Strictly positive data types

We follow a syntactic description of strictly positive inductive data types.

An inductive type is said to be strictly positive if it does not occur or occurs strictly positively in the types of the arguments of its constructors. A name qualified as strictly positive for an inductive type if it never occurs at a negative position in the types of the arguments of its constructors. We refer to a negative position as those occurrences on the left of an arrow in a type constructor argument.

In the example below, the type X occurs strictly positive in c0 and negatively at the constructor c1. Therefore, X is not strictly positive.

axiom B : Type;
inductive X {
  c0 : (B -> X) -> X;
  c1 : (X -> X) -> X;

We could also refer to positive parameters as such parameters occurring in no negative positions. For example, the type B in the c0 constructor above is on the left of the arrow B->X. Then, B is at a negative position.
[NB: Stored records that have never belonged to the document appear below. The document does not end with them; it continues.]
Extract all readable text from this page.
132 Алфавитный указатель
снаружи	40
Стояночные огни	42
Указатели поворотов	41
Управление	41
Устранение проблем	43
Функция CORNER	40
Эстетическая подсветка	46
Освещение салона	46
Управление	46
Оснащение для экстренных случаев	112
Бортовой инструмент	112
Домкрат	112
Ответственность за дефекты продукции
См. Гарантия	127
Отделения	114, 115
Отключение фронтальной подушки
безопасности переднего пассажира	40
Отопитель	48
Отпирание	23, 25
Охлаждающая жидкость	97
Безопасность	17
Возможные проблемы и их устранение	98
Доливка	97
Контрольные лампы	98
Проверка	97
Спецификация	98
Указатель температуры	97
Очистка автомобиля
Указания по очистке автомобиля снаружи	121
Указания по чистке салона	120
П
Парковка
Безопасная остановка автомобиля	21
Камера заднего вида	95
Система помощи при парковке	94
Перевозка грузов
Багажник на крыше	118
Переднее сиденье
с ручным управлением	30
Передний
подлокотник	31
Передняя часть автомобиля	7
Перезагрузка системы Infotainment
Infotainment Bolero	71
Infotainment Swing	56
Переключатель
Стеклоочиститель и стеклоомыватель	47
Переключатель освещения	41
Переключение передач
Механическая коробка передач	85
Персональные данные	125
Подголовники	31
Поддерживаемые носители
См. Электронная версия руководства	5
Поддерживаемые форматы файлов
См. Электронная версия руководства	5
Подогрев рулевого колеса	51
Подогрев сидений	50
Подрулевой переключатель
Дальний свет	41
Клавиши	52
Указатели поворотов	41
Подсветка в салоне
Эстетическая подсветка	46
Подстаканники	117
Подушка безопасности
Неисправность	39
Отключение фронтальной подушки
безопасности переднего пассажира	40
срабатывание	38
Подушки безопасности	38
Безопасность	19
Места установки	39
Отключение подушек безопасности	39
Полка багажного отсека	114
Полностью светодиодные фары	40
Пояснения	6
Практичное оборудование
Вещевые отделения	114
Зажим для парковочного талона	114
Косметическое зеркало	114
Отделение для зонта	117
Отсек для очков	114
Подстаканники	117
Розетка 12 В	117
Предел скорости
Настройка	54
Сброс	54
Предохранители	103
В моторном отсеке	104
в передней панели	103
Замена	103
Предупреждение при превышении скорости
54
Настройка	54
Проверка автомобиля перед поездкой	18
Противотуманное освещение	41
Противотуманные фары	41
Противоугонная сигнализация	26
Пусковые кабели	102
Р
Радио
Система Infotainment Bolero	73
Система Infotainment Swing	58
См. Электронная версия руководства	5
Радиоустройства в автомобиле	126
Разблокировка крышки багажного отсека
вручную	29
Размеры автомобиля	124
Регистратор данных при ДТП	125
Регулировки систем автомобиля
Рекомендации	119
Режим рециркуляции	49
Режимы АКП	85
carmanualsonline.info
Negative parameters need to be considered when checking strictly positive data types as they may allow to define non-strictly positive data types.

In the example below, the type T0 is strictly positive. However, the type T1 is not. Only after unfolding the type application T0 (T1 A) in the data constructor c1, we can find out that T1 occurs at a negative position because of T0. More precisely, the type parameter A of T0 is negative.

inductive T0 (A : Type) {
  c0 : (A -> T0 A) -> T0 A;

inductive T1 {
  c1 : T0 T1 -> T1;

Bypass the strict positivity condition

To bypass the positivity check, a data type declaration can be annotated with the keyword positive. Another way is to use the CLI global flag --no-positivity when typechecking a Juvix File.

$ cat tests/negative/MicroJuvix/NoStrictlyPositiveDataTypes/E5.mjuvix
module E5;
  inductive T0 (A : Type){
    c0 : (T0 A -> A) -> T0 A;

Examples of non-strictly data types

  • NSPos is at a negative position in c.

    inductive Empty {};
    inductive NSPos {
      c : ((NSPos -> Empty) -> NSPos) -> NSPos;
  • Bad is not strictly positive beceause of the negative parameter A of Tree.

    inductive Tree (A : Type) {
      leaf : Tree A;
      node : (A -> Tree A) -> Tree A;
    inductive Bad {
      bad : Tree Bad -> Bad;
  • A is a negative parameter.

    inductive B (A : Type) {
      b : (A -> B (B A -> A)) -> B A;